For the first time, this book tells some of the wonderful stories of the many amazing Award winners and chronicles the shifting cultural landscape in Australia over the last 30 years. The Awards have recognised and celebrated many of Australia’s greatest artists, arts organisations and facilitators and are one of the richest and most coveted Awards in the performing arts in Australia.
As Michael Shmith states in his foreward: “through the history of the Awards and the stories of the individuals, froups and facilitators luck enough to have received them, it is fascinating to chart the shifting cultural terrain of the past 30 years. The songlines are clearly defined.”
“While some people and organisations have gone to God or to the gods, others continue to thrive. And, best of all, the matrix is still being formed. It will be intriguing, in another 30 years, to see the contributions and the changes,” says Shmith.
The inaugural individual winner in 1984 was noted poet and playwright and Indigenous rights campaigner, Jack Davis AM OBE BEM; and from there it has been awarded to array of artists across the spectrum – director Neil Armfield AO (1988); choreographer Meryl Tankard (1992); actor Geoffrey Rush AC (1993); Soprano Lisa Gasteen AO (2002); multi-talented performer Eddie Perfect (2011); and companies – Circus Oz (1984); Chamber Made Opera (1991); Legs on the Wall (1994); NORPA (2001); Back to Back Theatre (2005); Big hART (2008); CIRCA (2013) and many others.
“We are immensely proud of what we have achieved in directly supporting the arts over the last 30 year and this book helps us look back and reflect upon our performing arts history”, says Carrillo Gantner AO, Chair of the Sidney Myer Fund.
“I encourage you, to use this book as a starting point for your exploration of Australian performing arts. I hope it inspires you to go out and buy a ticket to one of their shows – we can all experience the laughter and tears that spring from the artists’ high-octane creativity. We live in a country with a very rich and diverse performing arts scene; it is ours to enjoy, celebrate and support.”
The Sidney Myer Performing Arts Awards has one of the longest uninterrupted histories of Australian performing arts prizes, and the excellence for which they stand only grows higher as the list of winners grows longer.

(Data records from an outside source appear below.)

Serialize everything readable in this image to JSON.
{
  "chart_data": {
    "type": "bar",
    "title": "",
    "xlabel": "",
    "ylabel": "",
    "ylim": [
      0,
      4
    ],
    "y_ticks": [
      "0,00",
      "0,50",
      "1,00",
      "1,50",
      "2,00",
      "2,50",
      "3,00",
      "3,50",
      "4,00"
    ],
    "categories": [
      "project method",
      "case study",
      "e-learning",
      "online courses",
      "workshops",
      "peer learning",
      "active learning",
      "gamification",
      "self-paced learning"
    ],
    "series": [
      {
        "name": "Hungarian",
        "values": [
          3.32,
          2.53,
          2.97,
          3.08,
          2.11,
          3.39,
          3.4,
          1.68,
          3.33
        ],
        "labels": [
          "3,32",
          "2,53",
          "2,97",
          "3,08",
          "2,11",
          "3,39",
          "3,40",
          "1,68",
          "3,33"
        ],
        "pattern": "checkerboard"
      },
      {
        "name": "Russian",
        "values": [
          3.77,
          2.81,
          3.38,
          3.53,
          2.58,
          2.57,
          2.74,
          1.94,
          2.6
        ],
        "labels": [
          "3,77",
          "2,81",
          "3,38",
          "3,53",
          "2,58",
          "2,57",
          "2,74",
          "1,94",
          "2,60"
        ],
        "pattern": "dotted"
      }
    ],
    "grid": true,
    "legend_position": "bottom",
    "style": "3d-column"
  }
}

“In terms of relevance to me, [this] is probably the most significant Award I have received during my career, both in terms of the opportunities it gave me at a particularly critical time, the recognition it gave me, and the pride I felt in receiving such an Award. It really boosted my confidence,” said Lucy Guerin – Recipient of the 2000 Individual Award.
“I learned … a long time ago when starting out, that if I wanted to be a creative person, a performer, an artist, I would have to do a lot of the work myself,” said Paul Capsis – Recipient of the 2010 Individual Award. “That’s why the Sidney Myer Fund Award has really been the most important to me … It was a great acknowledgement of the work I had achieved so far.”
The Sidney Myer Performing Arts Awards were established in 1984 by the Trustees of the Sidney Myer Fund, to commemorate the 50th anniversary of the death of Sidney Myer, a passionate advocate and great friend to the arts. The Trustees of the Sidney Myer Foundation believe that real achievement should be recognised and rewarded. To date they have awarded well over $3 million.
A History of the Sidney Myer Performing Arts Awards has been published by the Sidney Myer Fund.